Dans le bilan du groupe propriétaire du quotidien Corriere della Sera, RCS Libri est comptabilisée à hauteur de 180 millions d’euros. L’offre de Mondadori est donc inférieure à sa valeur et pourrait même légèrement baisser si les filiales Adelphi et Marsilio, qui ne sont pas détenues à 100% par RCS, étaient rachetées par leurs actionnaires minoritaires, qui utiliseraient leurs options d’achat. Toutefois l’offre pourrait également quelque peu augmenter grâce à une clause qui va tenir compte des résultats de 2015 et de 2016.
La balle est maintenant dans le camp de RCS, dont le conseil d’administration devait se réunir mardi 30 juin pour une première évaluation de l’offre. Les membres du conseil (parmi lesquels l'ex-P-DG de Flammarion, Teresa Cremisi), qui ont été élus il y a deux mois seulement, ont hérité de ce dossier brûlant de l’ancien conseil d’administration, qui avait accepté le principe d’une négociation exclusive avec Mondadori. On verra s'ils décident de changer d’orientation ou s'ils avalisent la stratégie de l’administrateur délégué, Pietro Scott Jovane, qui mise sur la vente de RCS Libri pour réduire l’énorme endettement du groupe (environ 500 millions d’euros) et éviter de demander aux actionnaires une nouvelle augmentation de capital.
Dans l’édition italienne, la perspective d’une fusion entre Mondadori (qui contrôle déjà Einaudi, Piemme, Sperling & Kupfer, Mondadori Electa, Mondadori Education, Harlequin) et Rizzoli est considérée comme une véritable menace au point qu'a été créé l'acronyme "Mondazzoli" pour identifier le nouvel ensemble. Celui-ci pèserait près de 39 % du marché du livre (25 % dans le scolaire, mais plus de 50 % dans le poche), avec une position absolument dominante, loin devant son premier concurrent, le groupe GeMS (Mauri-Spagnol), dont la part de marché est évaluée à 11%.

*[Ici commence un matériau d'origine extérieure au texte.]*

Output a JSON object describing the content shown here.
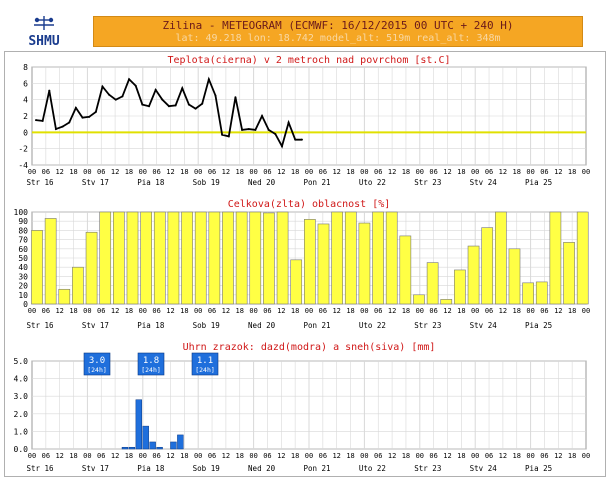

Le PDG de GeMS, Stefano Mauri, a manifesté à plusieurs reprises son inquiétude, tout comme beaucoup d’autres éditeurs parmi lesquels Inge Feltrinelli et Sandro Ferri. Une cinquantaine d’auteurs dont Umberto Eco, Dacia Maraini, Paolo Giordano, Antonio Scurati, Tahar Ben Jelloun, Thomas Piketty et Hanif Kureishi ont publié de leur côté un appel dans les pages du Corriere della Sera pour tenter d'empêcher la naissance de ce géant de l’édition qui "aurait un énorme pouvoir contractuel vis-à-vis des auteurs, dominerait les librairies, tuerait peu à peu les petites maisons d’édition".
Si le conseil d’administration de RCS accepte l’offre de Mondadori, ceux qui s’opposent à la constitution du "Mondazzoli" n’auront plus qu’à espérer une intervention des autorités de la concurrence.
Pour l'instant, dans un communiqué publié dans la soirée du mardi 30 juin, le conseil d'administration a pris acte de l'offre, qu'il va évaluer, en prenant compte, notamment, de toutes les aspects par rapport à la stratégie globale du groupe.